Despite Donaldson’s calls for players to “go to sleep,” a couple contestants kept going. One player argued on a livestream that Donaldson’s tweet could be a trick; if three of the final four players removed their fingers, the last person standing could still stand to win $25,000. Another member of the final four had his game disconnected.
“Dear the four remaining contestants with your finger still on the app, I’m ending it here.”
A couple of the players said they tweeted at Donaldson asking about next steps because they were left confused. Donaldson then tweeted that he was able to get two “of the $20,000 winners in a phone call.” A follow up tweet from Donaldson confirmed “all four winners have been contacted and will get their money.”
“Glad a robot didn’t win,” Donaldson tweeted.
Donaldson also said that a lot of people were pretending to have won, but that his team “confirmed the actual winners thru the backend and they have all been contacted.” At least one person on a live stream who claimed to have been in the final group said they had not received a call from Donaldson. The Verge has reached out to MSCHF and Donaldson for more information.
Over the last day, Donaldson started offering some of the remaining players thousands of dollars to take their finger off the app. Two players took their fingers off the app on July 2nd for $5,000 each, according to Donaldson’s tweets, and another two players took their fingers off today for $10,000 each.
“I think the beauty of the game is that we don’t really have control”
Donaldson has made a name for himself on YouTube for similar type of videos. Over the last three years, Donaldson has filmed videos about making large donations or presenting challenges that land friends and strangers new houses and cars. His channel skyrocketed under the new format. Donaldson gave his mom $100,000, bought a house for his best friend, opened pop-up shops where visitors could buy expensive electronics for cheap, and bought car shoppers a vehicle of their choice after taking over a dealership, practically giving away every car.
Prior to the game’s launch, Donaldson spoke to The Verge about expectations both his team and MSCHF had for the game. The app was prepared to hold “millions of concurrent players,” with more than 1 million players within the first hour. Having those many players enter a game at once comes with some concerns.
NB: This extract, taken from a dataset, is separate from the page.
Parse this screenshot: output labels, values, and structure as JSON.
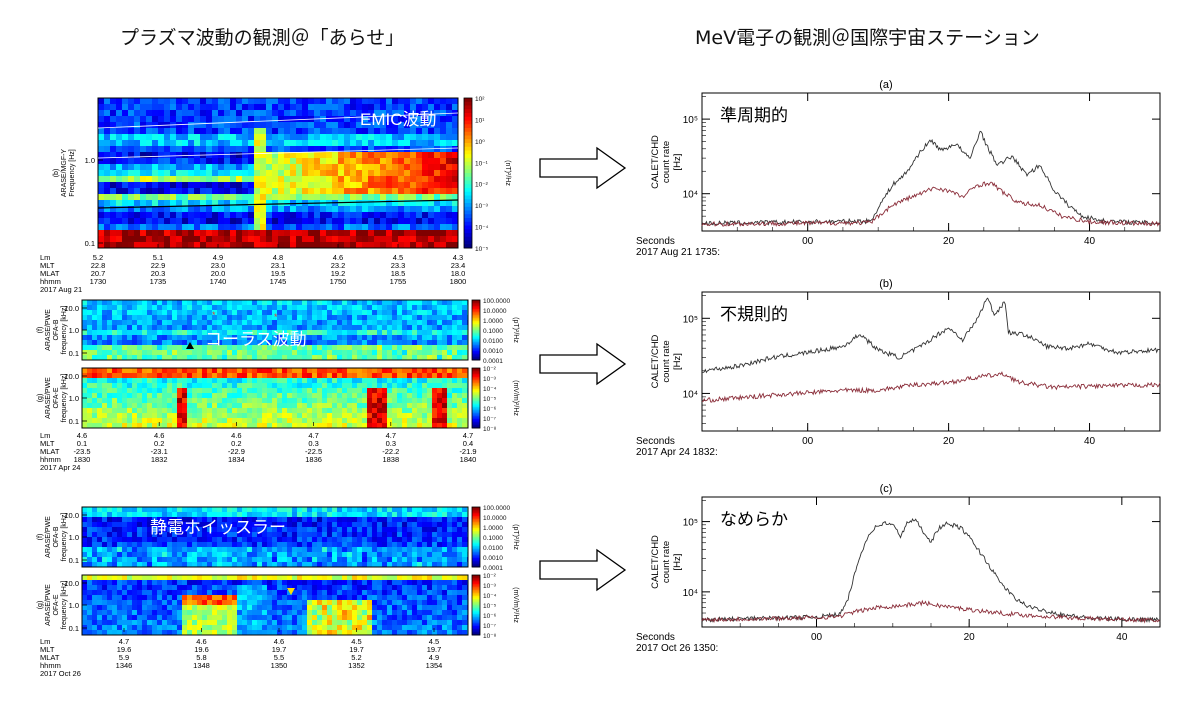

Donaldson was especially interested in “making sure someone couldn’t just duct tape their hand to the phone,” he told The Verge at the time. This required players to occasionally move their fingers in specific ways, he said. Donaldson also acknowledged that much of it is out of his control, but it’s that chaotic element that he was most excited by.
“I think the beauty of the game is that we don’t really have control,” Donaldson said. “It’s really up to the people playing and seeing who lasts the longest, and I think our main thing was just keeping the game fair.”
By the end, it became clear that Donaldson wanted to control the game a little to make sure contestants finally got some sleep.